Funding Signals Worth Tracking
Beyond the headline numbers, several commitments signal where state capital is flowing that companies and organizations should be monitoring before the final bill is written.
Public safety and law enforcement technology: VIPER network maintenance and body cameras for law enforcement have been consistent legislative priorities. As the final bill is drafted, procurement windows for radio infrastructure, body camera platforms, and law enforcement technology are likely to open or expand in FY 2026-27. The 13% minimum raises for law enforcement may also accelerate hiring decisions that create adjacent technology procurement needs.
Water and environmental infrastructure: Stein’s proposed budget included $25 million for contaminated wells and distressed water systems, $45 million in matching funds for federal clean drinking water investment, and $4 million for PFAS testing. The legislature’s SB 257 base appropriations include funding flows to DEQ that will support continued grants through the State Water Infrastructure Authority. Companies in water treatment, infrastructure engineering, and environmental testing should be tracking SWIA’s application cycles.
Data center electricity exemption: The framework includes a rollback of the sales tax exemption for data center electricity purchases. Exemptions for construction materials, equipment, and hardware remain intact. The rollback changes project economics at the margin for developers already in the pipeline — the more significant risk remains the five active legislative bills that would repeal exemptions more broadly.
NCInnovation: The House wants to claw back all $500 million appropriated to the nonprofit supporting university research commercialization. The Senate wants $100 million to remain. This dispute was not resolved in the framework. For companies in the research commercialization and advanced manufacturing pipeline, the resolution of this dispute will directly affect available grant funding.
The Road to Passage — and the Veto Math
The framework is not a budget. It is a set of agreed principles that must be translated into hundreds of pages of appropriations, policy provisions, and technical language before either chamber votes.

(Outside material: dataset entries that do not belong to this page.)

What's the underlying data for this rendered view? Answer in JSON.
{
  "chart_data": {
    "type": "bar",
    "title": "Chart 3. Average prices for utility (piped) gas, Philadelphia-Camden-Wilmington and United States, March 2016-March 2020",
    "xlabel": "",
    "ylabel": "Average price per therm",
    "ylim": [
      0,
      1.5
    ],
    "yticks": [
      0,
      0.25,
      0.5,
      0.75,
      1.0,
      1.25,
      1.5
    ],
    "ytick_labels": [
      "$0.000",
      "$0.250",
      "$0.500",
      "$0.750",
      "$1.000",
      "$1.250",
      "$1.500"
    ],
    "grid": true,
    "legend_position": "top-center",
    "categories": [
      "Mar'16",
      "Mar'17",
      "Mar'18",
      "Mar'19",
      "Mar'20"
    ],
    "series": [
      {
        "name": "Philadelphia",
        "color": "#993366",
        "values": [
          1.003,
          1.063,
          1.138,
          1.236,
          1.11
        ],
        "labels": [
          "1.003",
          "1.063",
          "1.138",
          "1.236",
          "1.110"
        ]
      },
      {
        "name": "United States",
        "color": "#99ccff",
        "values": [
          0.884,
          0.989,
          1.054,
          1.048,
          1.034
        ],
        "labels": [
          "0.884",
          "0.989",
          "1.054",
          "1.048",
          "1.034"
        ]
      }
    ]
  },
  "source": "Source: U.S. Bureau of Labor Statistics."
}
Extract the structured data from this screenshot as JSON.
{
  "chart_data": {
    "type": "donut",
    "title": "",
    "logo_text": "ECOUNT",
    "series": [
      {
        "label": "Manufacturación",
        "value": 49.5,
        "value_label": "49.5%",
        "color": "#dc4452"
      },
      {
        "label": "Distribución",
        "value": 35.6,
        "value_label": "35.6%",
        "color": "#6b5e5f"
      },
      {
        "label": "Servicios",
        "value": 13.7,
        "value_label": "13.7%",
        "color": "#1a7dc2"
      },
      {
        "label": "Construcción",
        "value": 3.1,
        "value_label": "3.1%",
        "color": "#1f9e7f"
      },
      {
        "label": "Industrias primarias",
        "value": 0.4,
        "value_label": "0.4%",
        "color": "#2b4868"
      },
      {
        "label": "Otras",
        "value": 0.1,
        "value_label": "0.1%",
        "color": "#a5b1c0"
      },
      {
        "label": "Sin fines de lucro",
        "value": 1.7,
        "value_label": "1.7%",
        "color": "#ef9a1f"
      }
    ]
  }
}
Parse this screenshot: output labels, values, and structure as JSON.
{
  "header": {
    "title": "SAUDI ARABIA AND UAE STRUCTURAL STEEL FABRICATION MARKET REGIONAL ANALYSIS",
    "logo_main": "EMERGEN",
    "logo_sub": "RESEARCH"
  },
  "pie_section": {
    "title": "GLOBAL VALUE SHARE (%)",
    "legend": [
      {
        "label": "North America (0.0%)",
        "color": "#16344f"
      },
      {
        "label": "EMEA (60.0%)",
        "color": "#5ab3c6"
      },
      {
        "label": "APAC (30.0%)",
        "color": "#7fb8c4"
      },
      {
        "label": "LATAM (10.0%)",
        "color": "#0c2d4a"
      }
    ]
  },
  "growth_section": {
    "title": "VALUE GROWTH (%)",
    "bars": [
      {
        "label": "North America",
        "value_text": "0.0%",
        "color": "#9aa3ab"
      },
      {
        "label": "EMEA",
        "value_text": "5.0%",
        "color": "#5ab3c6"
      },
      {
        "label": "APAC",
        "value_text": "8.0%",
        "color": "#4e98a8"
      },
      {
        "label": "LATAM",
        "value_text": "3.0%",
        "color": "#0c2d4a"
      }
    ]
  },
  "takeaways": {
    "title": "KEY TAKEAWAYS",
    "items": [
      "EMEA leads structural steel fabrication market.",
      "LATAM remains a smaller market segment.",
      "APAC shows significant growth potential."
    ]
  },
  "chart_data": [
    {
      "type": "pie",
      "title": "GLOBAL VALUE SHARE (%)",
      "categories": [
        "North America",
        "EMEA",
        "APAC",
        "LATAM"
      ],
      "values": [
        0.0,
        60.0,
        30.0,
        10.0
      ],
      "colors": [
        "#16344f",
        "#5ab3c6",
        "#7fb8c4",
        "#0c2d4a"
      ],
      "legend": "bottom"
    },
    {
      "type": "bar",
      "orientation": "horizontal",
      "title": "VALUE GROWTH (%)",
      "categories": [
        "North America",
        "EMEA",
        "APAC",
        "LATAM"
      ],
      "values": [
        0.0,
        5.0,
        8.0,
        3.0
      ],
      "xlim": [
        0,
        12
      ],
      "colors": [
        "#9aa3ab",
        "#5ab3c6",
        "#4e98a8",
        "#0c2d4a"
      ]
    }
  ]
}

The veto math is the most consequential political variable. Senate Republicans hold a veto-proof supermajority. House Republicans are one seat short. The House version of the budget earlier this session attracted 27 Democratic votes — bipartisan support is possible, but the constitutional amendments Stein has called dangerous and the pace of income tax cuts he has called fiscally irresponsible create real friction. Stein’s calculus is genuinely difficult: a veto that blocks teacher and law enforcement raises after more than a year of stalemate carries political risk, and a signature that endorses what he has publicly opposed carries its own.
Berger’s mid-June target is the most concrete public timeline on record. It is possible but optimistic. The 2023 budget took until September to reach final enactment after framework-level agreement was in place. This cycle has accelerants — November elections, the embarrassment of being the only state without a budget, and the constitutional amendment ballot deadline — but also real friction: the Medicaid FY2026-27 gap, the children’s hospital dispute, and the NCInnovation sticking point are all unresolved, and the full bill text still has to be drafted, scored, and conferenced.
A realistic planning horizon is late June to early July for a floor vote, with final enactment potentially stretching into midsummer depending on the veto path. For companies, agencies, and organizations planning against new funding levels, assume clarity will not arrive before late June at the earliest — and build contingency into procurement and program timelines accordingly.